Purpose: To amend Ark. Code Ann. 9-25-102 and hold parents civilly liable up to $5000 if the parents’ minor child who resides with the parents “maliciously or willfully … damage[s or] deface[s]” just about any property. The law as currently written only imposes such liability when the minor child “destroy[s]” property. (The bill would also remove from the statute a single incorrect comma that should be a semi-colon, but would not remove other similar commas or replace any of them with semi-colons.)
Pros for Average Arkansans: Minimal. Any benefit hinges on (a) your property being defaced/damaged by a minor child who lives at home, (b) you knowing who the perpetrator was, and (c) his parents being able to afford to pay the court-imposed fine if you are successful. I suppose one could also make the argument that it will prompt parents to pay closer attention to what their children are doing, but that presupposes that the parents of the kind of kid who would damage/deface property are aware of this law, know that their kid might break, and are willing to take proactive steps to prevent the actions.
Cons for Average Arkansans: This bill has a potential (though somewhat remote) to exacerbate jail crowding problems, in that failure by parents to pay fines can result in criminal contempt charges. Also, the vague/broad language of “damage or deface” seems contrary to the admonitions in Farm Bureau Mutual Insurance Co. v. Henley, 275 Ark. 122, 628 S.W.2d 301 (1982), which said that the law applied only where there was specific intent on the part of the juvenile and that the law should be read narrowly because of the penal nature of its terms. Malicious destruction is a lot easier to infer from the facts than is something as amorphous as malicious damage or defacement. (In addition, the idea of penalizing a parent whose child skips school without the parent knowing it and damages/defaces/does something non-permanent to property seems at odds with the underlying purpose of the statute as it is currently written.)
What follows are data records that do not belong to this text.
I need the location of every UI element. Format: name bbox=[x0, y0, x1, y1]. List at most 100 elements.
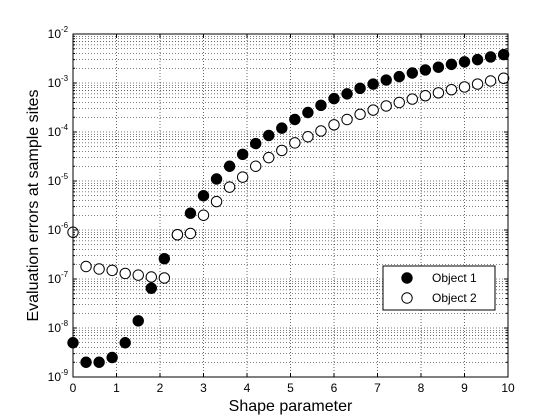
y-tick-exponent: -5 bbox=[61, 172, 69, 181]
legend-box bbox=[382, 265, 496, 311]
legend-marker-object-2 bbox=[401, 292, 413, 304]
y-tick-label: 10 bbox=[48, 27, 62, 41]
series-1-point bbox=[197, 190, 210, 202]
x-tick-labels: 0 1 2 3 4 5 6 7 8 9 10 bbox=[70, 381, 515, 395]
series-2-point bbox=[406, 93, 418, 105]
series-2-point bbox=[341, 113, 353, 126]
series-2-point bbox=[393, 96, 405, 109]
series-2-point bbox=[419, 90, 432, 102]
series-1-point bbox=[328, 92, 340, 105]
series-2-point bbox=[484, 75, 497, 87]
series-1-point bbox=[263, 129, 275, 142]
series-2-point bbox=[289, 137, 301, 149]
series-1-point bbox=[419, 64, 432, 76]
series-2-point bbox=[250, 160, 262, 172]
y-tick-exponent: -3 bbox=[61, 74, 69, 83]
x-tick-label: 0 bbox=[70, 381, 77, 395]
x-tick-label: 8 bbox=[418, 381, 425, 395]
series-2-point bbox=[432, 87, 445, 99]
series-2-point bbox=[445, 83, 458, 96]
y-tick-label: 10 bbox=[48, 125, 62, 139]
series-1-point bbox=[80, 356, 92, 368]
series-2-point bbox=[106, 264, 118, 277]
y-tick-exponent: -7 bbox=[61, 270, 69, 279]
x-tick-label: 4 bbox=[244, 381, 251, 395]
x-tick-label: 6 bbox=[331, 381, 338, 395]
series-2-point bbox=[458, 81, 471, 93]
y-tick-label: 10 bbox=[48, 174, 62, 188]
series-2-point bbox=[471, 78, 484, 90]
series-1-point bbox=[132, 315, 144, 327]
series-1-point bbox=[106, 351, 118, 364]
series-2-point bbox=[328, 119, 340, 131]
series-2-point bbox=[197, 209, 210, 221]
series-1-point bbox=[497, 48, 510, 61]
y-tick-label: 10 bbox=[48, 370, 62, 384]
legend-marker-object-1 bbox=[401, 272, 413, 284]
x-axis-label: Shape parameter bbox=[229, 398, 353, 415]
series-1-point bbox=[158, 252, 171, 265]
y-tick-label: 10 bbox=[48, 321, 62, 335]
x-tick-label: 2 bbox=[157, 381, 164, 395]
series-1-point bbox=[458, 56, 471, 68]
series-1-point bbox=[236, 148, 249, 161]
series-1-point bbox=[341, 88, 353, 100]
series-1-point bbox=[315, 99, 327, 112]
series-1-point bbox=[184, 207, 197, 219]
x-tick-label: 5 bbox=[287, 381, 294, 395]
series-1-point bbox=[354, 82, 366, 94]
series-1-point bbox=[250, 137, 262, 150]
series-1-point bbox=[471, 53, 484, 66]
series-2-point bbox=[497, 72, 510, 84]
y-tick-exponent: -6 bbox=[61, 221, 69, 230]
axis-ticks bbox=[72, 34, 509, 378]
series-2-point bbox=[93, 263, 105, 275]
series-1-point bbox=[445, 58, 458, 71]
series-1-point bbox=[484, 51, 497, 63]
series-2-point bbox=[367, 104, 379, 116]
series-1-point bbox=[367, 78, 379, 90]
y-axis-label: Evaluation errors at sample sites bbox=[25, 89, 42, 321]
legend-label-object-2: Object 2 bbox=[432, 291, 477, 305]
series-1-point bbox=[223, 160, 236, 172]
x-tick-label: 3 bbox=[200, 381, 207, 395]
series-2-point bbox=[276, 144, 288, 157]
series-2-point bbox=[380, 100, 392, 112]
series-2-point bbox=[145, 271, 158, 283]
series-2-point bbox=[184, 227, 197, 240]
series-1-point bbox=[302, 106, 314, 119]
x-tick-label: 10 bbox=[501, 381, 515, 395]
series-1-point bbox=[119, 337, 131, 349]
x-tick-label: 1 bbox=[113, 381, 120, 395]
series-2-point bbox=[210, 195, 223, 208]
y-tick-label: 10 bbox=[48, 76, 62, 90]
series-1-point bbox=[406, 67, 418, 79]
y-tick-exponent: -8 bbox=[61, 319, 69, 328]
y-tick-exponent: -2 bbox=[61, 25, 69, 34]
y-tick-exponent: -9 bbox=[61, 368, 69, 377]
series-2-point bbox=[302, 131, 314, 143]
series-2-point bbox=[119, 267, 131, 280]
legend-label-object-1: Object 1 bbox=[432, 271, 477, 285]
y-tick-label: 10 bbox=[48, 223, 62, 237]
series-2-point bbox=[354, 108, 366, 120]
series-2-point bbox=[80, 260, 92, 273]
series-1-point bbox=[276, 122, 288, 134]
y-tick-label: 10 bbox=[48, 272, 62, 286]
series-2-point bbox=[171, 229, 184, 241]
series-2-point bbox=[315, 125, 327, 137]
series-2-point bbox=[158, 272, 171, 284]
y-tick-labels: 10-910-810-710-610-510-410-310-2 bbox=[48, 25, 69, 384]
x-tick-label: 7 bbox=[374, 381, 381, 395]
series-2-point bbox=[132, 269, 144, 281]
series-1-point bbox=[145, 282, 158, 294]
series-1-point bbox=[380, 74, 392, 86]
legend: Object 1 Object 2 bbox=[382, 265, 496, 311]
series-2-point bbox=[236, 171, 249, 183]
grid-lines bbox=[73, 34, 508, 377]
y-tick-exponent: -4 bbox=[61, 123, 69, 132]
series-1-point bbox=[93, 356, 105, 368]
x-tick-label: 9 bbox=[461, 381, 468, 395]
series-1-point bbox=[432, 61, 445, 73]
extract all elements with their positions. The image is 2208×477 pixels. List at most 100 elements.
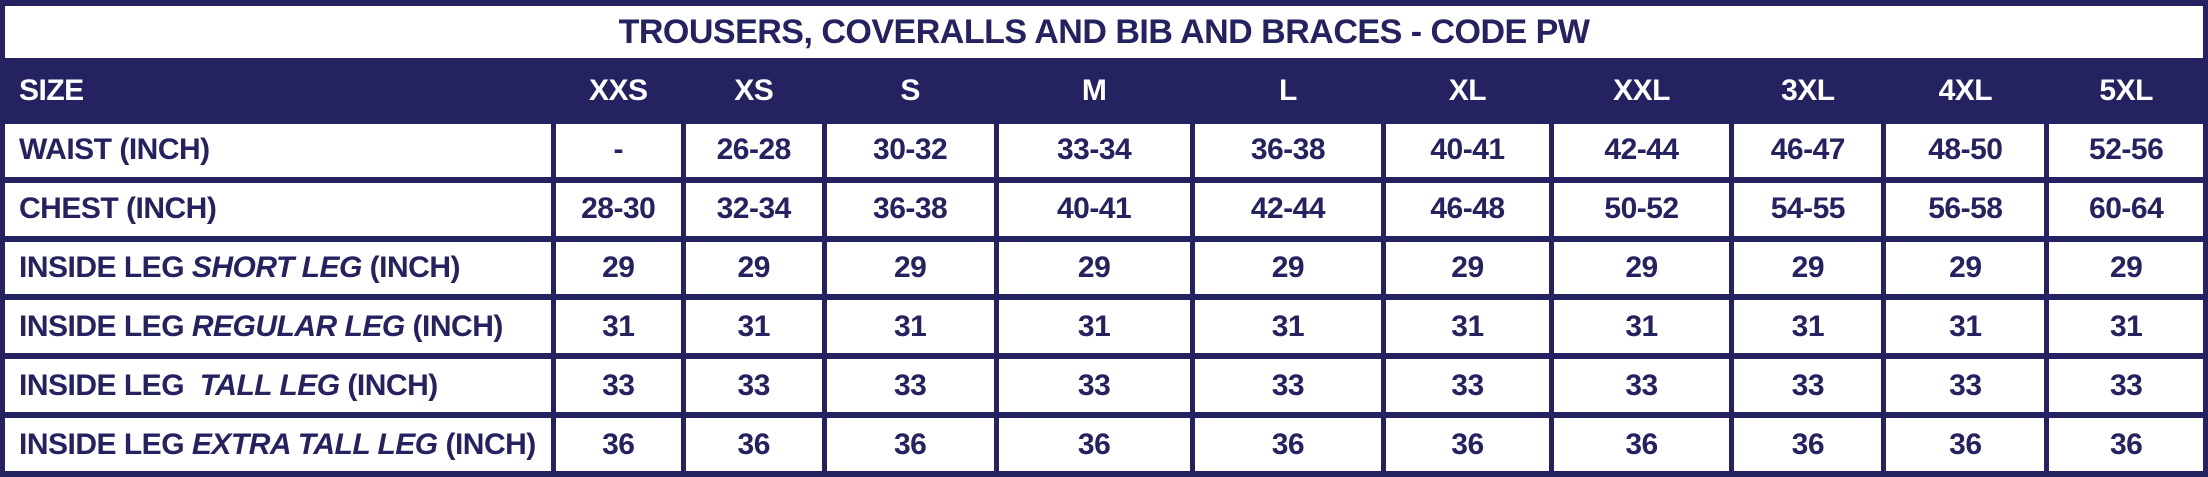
row-label-text: (INCH) [339,368,438,402]
row-label-inside-leg-short: INSIDE LEG SHORT LEG (INCH) [0,235,556,301]
row-label-text: (INCH) [111,133,210,167]
row-label-text: CHEST [19,192,119,226]
table-cell: 29 [821,235,999,301]
row-label-text: (INCH) [118,192,217,226]
table-cell: - [550,118,686,183]
column-header-3xl: 3XL [1729,58,1887,124]
table-cell: 33 [2044,353,2208,419]
column-header-4xl: 4XL [1881,58,2050,124]
column-header-xxl: XXL [1548,58,1735,124]
table-cell: 33 [1729,353,1887,419]
table-cell: 33 [680,353,827,419]
table-cell: 36-38 [821,176,999,242]
table-cell: 31 [1729,294,1887,360]
row-label-italic-text: TALL LEG [199,368,340,402]
table-cell: 29 [993,235,1195,301]
title-row: TROUSERS, COVERALLS AND BIB AND BRACES -… [0,0,2208,64]
table-cell: 40-41 [1381,118,1554,183]
table-cell: 46-48 [1381,176,1554,242]
table-row-inside-leg-extra-tall: INSIDE LEG EXTRA TALL LEG (INCH) 36 36 3… [0,412,2208,477]
table-cell: 52-56 [2044,118,2208,183]
table-cell: 36 [1881,412,2050,477]
table-cell: 46-47 [1729,118,1887,183]
column-header-5xl: 5XL [2044,58,2208,124]
table-cell: 29 [680,235,827,301]
table-cell: 33 [550,353,686,419]
table-cell: 26-28 [680,118,827,183]
table-cell: 36 [1548,412,1735,477]
column-header-m: M [993,58,1195,124]
table-cell: 31 [1881,294,2050,360]
table-cell: 36 [1729,412,1887,477]
row-label-italic-text: REGULAR LEG [191,309,405,343]
row-label-waist: WAIST (INCH) [0,118,556,183]
row-label-text: WAIST [19,133,112,167]
size-header-row: SIZE XXS XS S M L XL XXL 3XL 4XL 5XL [0,58,2208,124]
table-cell: 31 [550,294,686,360]
table-cell: 29 [1189,235,1387,301]
table-cell: 33 [1381,353,1554,419]
table-cell: 33 [1189,353,1387,419]
table-cell: 36 [1381,412,1554,477]
table-cell: 33 [993,353,1195,419]
table-cell: 42-44 [1189,176,1387,242]
row-label-italic-text: EXTRA TALL LEG [191,427,438,461]
table-cell: 31 [680,294,827,360]
table-cell: 54-55 [1729,176,1887,242]
table-cell: 33 [1881,353,2050,419]
table-cell: 36 [2044,412,2208,477]
table-cell: 48-50 [1881,118,2050,183]
row-label-text: (INCH) [404,309,504,343]
table-cell: 29 [1881,235,2050,301]
table-cell: 29 [550,235,686,301]
row-label-text: (INCH) [437,427,536,461]
row-label-italic-text: SHORT LEG [191,251,362,285]
row-label-text: INSIDE LEG [19,309,192,343]
table-cell: 50-52 [1548,176,1735,242]
table-cell: 29 [1381,235,1554,301]
table-title: TROUSERS, COVERALLS AND BIB AND BRACES -… [0,0,2208,64]
table-cell: 31 [993,294,1195,360]
table-cell: 36 [680,412,827,477]
column-header-xxs: XXS [550,58,686,124]
row-label-inside-leg-tall: INSIDE LEG TALL LEG (INCH) [0,353,556,419]
table-row-inside-leg-regular: INSIDE LEG REGULAR LEG (INCH) 31 31 31 3… [0,294,2208,360]
table-cell: 33-34 [993,118,1195,183]
row-label-inside-leg-extra-tall: INSIDE LEG EXTRA TALL LEG (INCH) [0,412,556,477]
row-label-text: INSIDE LEG [19,368,200,402]
table-cell: 29 [2044,235,2208,301]
row-label-text: (INCH) [361,251,461,285]
table-cell: 33 [821,353,999,419]
table-cell: 28-30 [550,176,686,242]
column-header-size: SIZE [0,58,556,124]
table-cell: 29 [1548,235,1735,301]
table-cell: 31 [1548,294,1735,360]
table-cell: 42-44 [1548,118,1735,183]
row-label-text: INSIDE LEG [19,427,192,461]
table-cell: 31 [1381,294,1554,360]
table-cell: 31 [2044,294,2208,360]
table-cell: 56-58 [1881,176,2050,242]
table-row-inside-leg-tall: INSIDE LEG TALL LEG (INCH) 33 33 33 33 3… [0,353,2208,419]
row-label-inside-leg-regular: INSIDE LEG REGULAR LEG (INCH) [0,294,556,360]
table-cell: 31 [821,294,999,360]
table-cell: 36 [821,412,999,477]
column-header-l: L [1189,58,1387,124]
table-cell: 60-64 [2044,176,2208,242]
table-row-chest: CHEST (INCH) 28-30 32-34 36-38 40-41 42-… [0,176,2208,242]
table-cell: 33 [1548,353,1735,419]
table-cell: 40-41 [993,176,1195,242]
table-cell: 36-38 [1189,118,1387,183]
column-header-xl: XL [1381,58,1554,124]
table-cell: 36 [1189,412,1387,477]
table-row-waist: WAIST (INCH) - 26-28 30-32 33-34 36-38 4… [0,118,2208,183]
table-cell: 36 [993,412,1195,477]
column-header-xs: XS [680,58,827,124]
row-label-chest: CHEST (INCH) [0,176,556,242]
row-label-text: INSIDE LEG [19,251,192,285]
column-header-s: S [821,58,999,124]
table-cell: 36 [550,412,686,477]
table-cell: 30-32 [821,118,999,183]
table-cell: 32-34 [680,176,827,242]
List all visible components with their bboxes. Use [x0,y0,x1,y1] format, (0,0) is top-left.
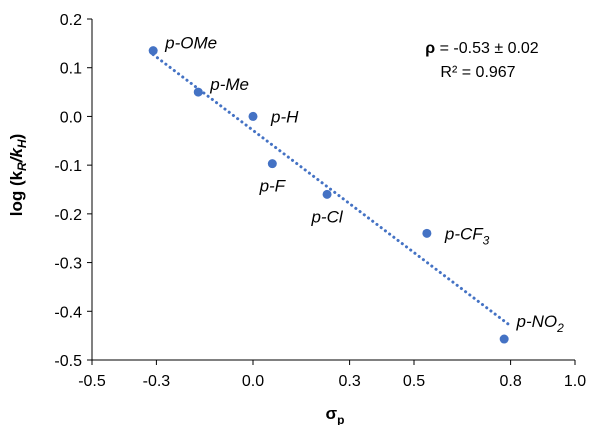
x-tick-label: 0.0 [242,373,264,390]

Recommendation: Draft as a separate statute that imposes the fine on the minor. It will have the same effective consequence of the parent likely bearing the cost, but it will remove the risk of jail time for a mom who can’t pay a $5000 fine after her son spraypaints the back of a building. I am all for encouraging parental responsibility, and I think this bill has the right idea, but the execution is too much risk and too little reward.
Official BHR Position: Oppose as written.